In general, monstera plants like to live little on the root bound side. But you need to learn the difference between danger root bound and good root bound.
As long as the monstera gets a good amount of water and nutrients the root-bound is not a problem for it.
But once it stops growing and you see yellow leaves. This is an alarming situation and needs to be fixed immediately.
How to check the Monstera Roots?
To check roots, you need to take the plant out of its container. The roots in the root bound condition become fragile.
To avoid root damages, you should water the plant 24 hours before the root check. This adds some moisture to the roots and improves their elasticity.
Then on the next day tap on all sides of the plant pot to loosen the soil and gently take the monstera out of its pot.
Closely inspecting the roots, a little bit of root bound is not a problem. But if you see the roots are more like Noodles. This means your monstera is suffering from root bound.
It is hard to take out the plant if you are using clay or terracotta pots. Whereas in plastic pots you can easily pull the plant out.
How to save the life of Root Bound Monstera?
Repotting is the only option left that can save your dying monstera due to root bound. For repotting choose the 2 inches wider pot than the old pot.
The material of the plant pot does not matter. Monstera grows well in all types of plant pots. Choose which is affordable for you.
After that, you need fresh potting soil. The soil must be well-draining and lightweight that give enough room for roots to grow.

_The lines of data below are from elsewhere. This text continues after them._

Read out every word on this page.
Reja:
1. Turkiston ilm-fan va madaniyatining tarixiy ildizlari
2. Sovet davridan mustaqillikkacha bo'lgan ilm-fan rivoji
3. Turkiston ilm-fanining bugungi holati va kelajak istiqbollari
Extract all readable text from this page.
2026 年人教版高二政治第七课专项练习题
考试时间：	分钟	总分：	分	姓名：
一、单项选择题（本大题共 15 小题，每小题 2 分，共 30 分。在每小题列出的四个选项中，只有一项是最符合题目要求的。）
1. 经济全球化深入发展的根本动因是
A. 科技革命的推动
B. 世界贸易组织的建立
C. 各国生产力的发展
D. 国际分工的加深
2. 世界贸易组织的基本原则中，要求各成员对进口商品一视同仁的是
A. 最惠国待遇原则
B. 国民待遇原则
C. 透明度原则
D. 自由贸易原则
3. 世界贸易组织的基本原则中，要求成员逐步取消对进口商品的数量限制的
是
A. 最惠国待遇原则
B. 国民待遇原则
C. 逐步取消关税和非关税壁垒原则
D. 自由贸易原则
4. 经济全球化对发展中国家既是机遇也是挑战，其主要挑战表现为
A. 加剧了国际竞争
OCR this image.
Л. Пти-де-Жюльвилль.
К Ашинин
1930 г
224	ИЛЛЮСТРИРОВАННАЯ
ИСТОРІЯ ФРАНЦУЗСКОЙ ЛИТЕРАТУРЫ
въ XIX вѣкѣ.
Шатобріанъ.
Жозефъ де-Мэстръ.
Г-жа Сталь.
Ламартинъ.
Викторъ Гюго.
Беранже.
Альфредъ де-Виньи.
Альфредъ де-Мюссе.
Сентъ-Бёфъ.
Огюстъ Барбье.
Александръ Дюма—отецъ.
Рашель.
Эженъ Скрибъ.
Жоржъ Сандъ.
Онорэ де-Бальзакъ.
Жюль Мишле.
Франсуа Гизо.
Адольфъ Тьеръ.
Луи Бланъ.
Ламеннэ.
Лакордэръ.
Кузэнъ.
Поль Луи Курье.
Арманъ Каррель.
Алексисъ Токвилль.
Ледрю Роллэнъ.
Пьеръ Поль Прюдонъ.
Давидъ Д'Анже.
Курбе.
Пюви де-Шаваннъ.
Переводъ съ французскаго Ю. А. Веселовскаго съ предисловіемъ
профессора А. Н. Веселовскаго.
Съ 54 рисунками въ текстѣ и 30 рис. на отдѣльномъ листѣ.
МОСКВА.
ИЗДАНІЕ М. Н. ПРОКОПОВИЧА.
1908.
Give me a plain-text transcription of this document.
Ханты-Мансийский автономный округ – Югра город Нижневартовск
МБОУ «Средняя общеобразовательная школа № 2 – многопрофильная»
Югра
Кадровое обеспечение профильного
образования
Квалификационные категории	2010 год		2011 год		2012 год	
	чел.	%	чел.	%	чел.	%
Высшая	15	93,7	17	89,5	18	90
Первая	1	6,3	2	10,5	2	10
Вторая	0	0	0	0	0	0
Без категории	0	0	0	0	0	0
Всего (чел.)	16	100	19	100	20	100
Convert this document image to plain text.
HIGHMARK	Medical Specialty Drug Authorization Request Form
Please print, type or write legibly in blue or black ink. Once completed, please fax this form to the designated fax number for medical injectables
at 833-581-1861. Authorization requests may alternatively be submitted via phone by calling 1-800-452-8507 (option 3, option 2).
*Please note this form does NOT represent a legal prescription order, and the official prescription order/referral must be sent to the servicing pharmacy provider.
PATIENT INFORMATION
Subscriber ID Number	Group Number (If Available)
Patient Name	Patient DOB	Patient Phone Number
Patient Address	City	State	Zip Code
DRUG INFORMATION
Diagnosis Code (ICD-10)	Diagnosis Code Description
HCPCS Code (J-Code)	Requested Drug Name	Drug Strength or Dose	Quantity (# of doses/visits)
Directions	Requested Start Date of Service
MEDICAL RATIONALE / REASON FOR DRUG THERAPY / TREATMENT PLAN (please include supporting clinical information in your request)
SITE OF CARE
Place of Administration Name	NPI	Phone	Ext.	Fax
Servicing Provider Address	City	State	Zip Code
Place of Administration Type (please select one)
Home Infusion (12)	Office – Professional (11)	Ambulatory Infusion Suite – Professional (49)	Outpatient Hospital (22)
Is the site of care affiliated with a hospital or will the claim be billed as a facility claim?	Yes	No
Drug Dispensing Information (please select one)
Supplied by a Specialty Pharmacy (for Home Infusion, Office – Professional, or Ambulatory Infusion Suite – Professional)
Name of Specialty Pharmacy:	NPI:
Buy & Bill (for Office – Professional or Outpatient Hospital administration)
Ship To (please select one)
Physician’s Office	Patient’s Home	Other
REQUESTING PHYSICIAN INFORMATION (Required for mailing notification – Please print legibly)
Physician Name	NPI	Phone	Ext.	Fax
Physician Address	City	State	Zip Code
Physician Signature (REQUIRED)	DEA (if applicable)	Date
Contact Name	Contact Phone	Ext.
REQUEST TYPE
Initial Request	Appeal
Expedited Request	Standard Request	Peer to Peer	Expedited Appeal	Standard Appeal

Once you collect the good potting soil and wider plant pot.
Then follow the below-repotting steps.
Water your plant 24 hours before repotting to loosen the potting soil
Fill the bottom of the new pot with potting soil to 2 inches
Tap the old pot to take out the plant without any damage. Remove the old soil from the roots. Here you can cut the dry and damaged roots.
To properly remove the old soil, you can rinse them with normal tap water
Then plant the monstera in the new pot and fill it with fresh potting soil
Give water to your plant and stop when it starts coming out of the draining hole. Place it on its location and come back after 30 minutes to empty the saucer.
How to control the monstera growth?
Monstera plants can grow large in size which can be a problem for most growers. Because large plants are not easy to manage.
The first option is to divide the monstera roots and propagate them. This gives an excellent opportunity to have some more monstera plants.
You can give some of them to our friends and neighbours
Gently take the plant out of its container, remove the potting soil, inspect the roots
Cut the dry and damaged roots with the help of clean and sharp shears
Then place the plant in the new pot and fill it with soil
Give some to the newly potted plant and place the propagated plants in the final location
How to prevent Root Bound in Monsteras?
Root Bound Monsteras can be avoided by repotting this plant on time. In the first few years, you need to repot it once in a year.
Because the new and young plants grow quickly.
The middle-aged or mature plants need repotting because the soil in pots becomes depleted over time.
To refresh the growing environment, you need to repot them in the new soil. This repotting must happen once in 3 years.
Give proper care and attention to your monstera to avoid root bound in monsteras. These plants are very beautiful and can be grown easily in all types of growing environments.